This past month saw Wired absolutely kill one of their articles: "Welcome to Armageddon, USA: a tour of America's most toxic town". In this article, they visit the last few residents of Picher, Oklahoma, a former lead and zinc mining town.
In eighty years of active mining, Picher saw 1.7 million tons of lead and 8.8 million tons of zinc taken by mining 181 million tons of ore from the ground, bringing $202 million in total sales to the area. Once the mines were abandoned, however, sinkholes opened under the streets, acid leaked into the water supply, 7000 acres of heavy metal-laden chat piles surrounded the city and blew into town whenever the wind blew, and the city folded up like a cheap suit.
The schools shut down. The police force dried up. The town disappeared.
Except for a few diehards who just won't leave.
The EPA has spent $140 million to replace the topsoil on a couple of thousand plots of land that the government has bought up, but still the place is all but unlivable. The people left have gone full frontier, relying on whatever they can kill or grow.
It's this next statement that freaked me out most from the article...
[Marsha] keeps a small garden with tomatoes and zucchini and okra, and he picks wild asparagus from around the edges of the chat piles, hunts quail and duck, and fishes for bass in nearby rivers. Both say they figure that cooking or freezing will eliminate any toxins.No, it won't, folks. Heavy metals don't freeze out, and they don't cook out. They're elements. Elements have to react with something to leave. They don't magically change into not-heavy-metals by heating or cooling them.

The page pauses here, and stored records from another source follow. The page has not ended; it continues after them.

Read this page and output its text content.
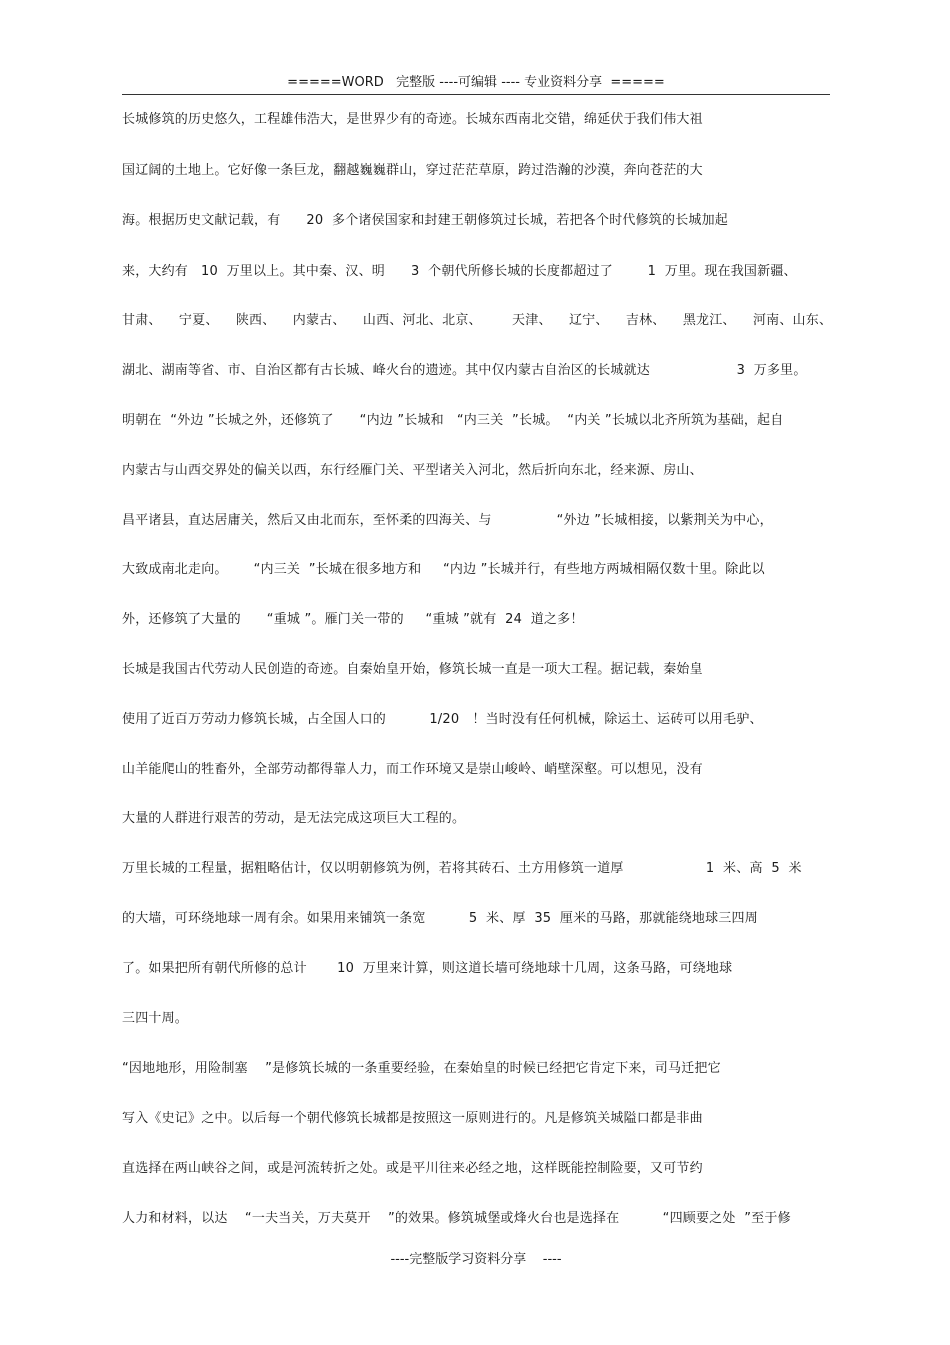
=====WORD   完整版 ----可编辑 ---- 专业资料分享  =====
长城修筑的历史悠久，工程雄伟浩大，是世界少有的奇迹。长城东西南北交错，绵延伏于我们伟大祖
国辽阔的土地上。它好像一条巨龙，翻越巍巍群山，穿过茫茫草原，跨过浩瀚的沙漠，奔向苍茫的大
海。根据历史文献记载，有      20  多个诸侯国家和封建王朝修筑过长城，若把各个时代修筑的长城加起
来，大约有   10  万里以上。其中秦、汉、明      3  个朝代所修长城的长度都超过了        1  万里。现在我国新疆、
甘肃、    宁夏、    陕西、    内蒙古、    山西、河北、北京、       天津、    辽宁、    吉林、    黑龙江、    河南、山东、
湖北、湖南等省、市、自治区都有古长城、峰火台的遗迹。其中仅内蒙古自治区的长城就达                    3  万多里。
明朝在  “外边 ”长城之外，还修筑了      “内边 ”长城和   “内三关  ”长城。  “内关 ”长城以北齐所筑为基础，起自
内蒙古与山西交界处的偏关以西，东行经雁门关、平型诸关入河北，然后折向东北，经来源、房山、
昌平诸县，直达居庸关，然后又由北而东，至怀柔的四海关、与               “外边 ”长城相接，以紫荆关为中心，
大致成南北走向。      “内三关  ”长城在很多地方和     “内边 ”长城并行，有些地方两城相隔仅数十里。除此以
外，还修筑了大量的      “重城 ”。雁门关一带的     “重城 ”就有  24  道之多！
长城是我国古代劳动人民创造的奇迹。自秦始皇开始，修筑长城一直是一项大工程。据记载，秦始皇
使用了近百万劳动力修筑长城，占全国人口的          1/20   ！当时没有任何机械，除运土、运砖可以用毛驴、
山羊能爬山的牲畜外，全部劳动都得靠人力，而工作环境又是崇山峻岭、峭壁深壑。可以想见，没有
大量的人群进行艰苦的劳动，是无法完成这项巨大工程的。
万里长城的工程量，据粗略估计，仅以明朝修筑为例，若将其砖石、土方用修筑一道厚                   1  米、高  5  米
的大墙，可环绕地球一周有余。如果用来铺筑一条宽          5  米、厚  35  厘米的马路，那就能绕地球三四周
了。如果把所有朝代所修的总计       10  万里来计算，则这道长墙可绕地球十几周，这条马路，可绕地球
三四十周。
“因地地形，用险制塞    ”是修筑长城的一条重要经验，在秦始皇的时候已经把它肯定下来，司马迁把它
写入《史记》之中。以后每一个朝代修筑长城都是按照这一原则进行的。凡是修筑关城隘口都是非曲
直选择在两山峡谷之间，或是河流转折之处。或是平川往来必经之地，这样既能控制险要，又可节约
人力和材料，以达    “一夫当关，万夫莫开    ”的效果。修筑城堡或烽火台也是选择在          “四顾要之处  ”至于修
----完整版学习资料分享    ----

These people are gonna die.
And, of course, the government has given almost all the poisoned land back to the Native Americans.
Because that's a lovely little circle.
Read the article, folks. It's freaky.
2 comments:
Now this is a scary story for the month of October. Have you seen the pictures from the aluminum plant leak in Hungary? TERRIFYING.
As always, most of what I've seen came from The Big Picture, and they did a heck of a job with their photos. It's amazing to even conceive of cleaning up from a mess that huge and that toxic.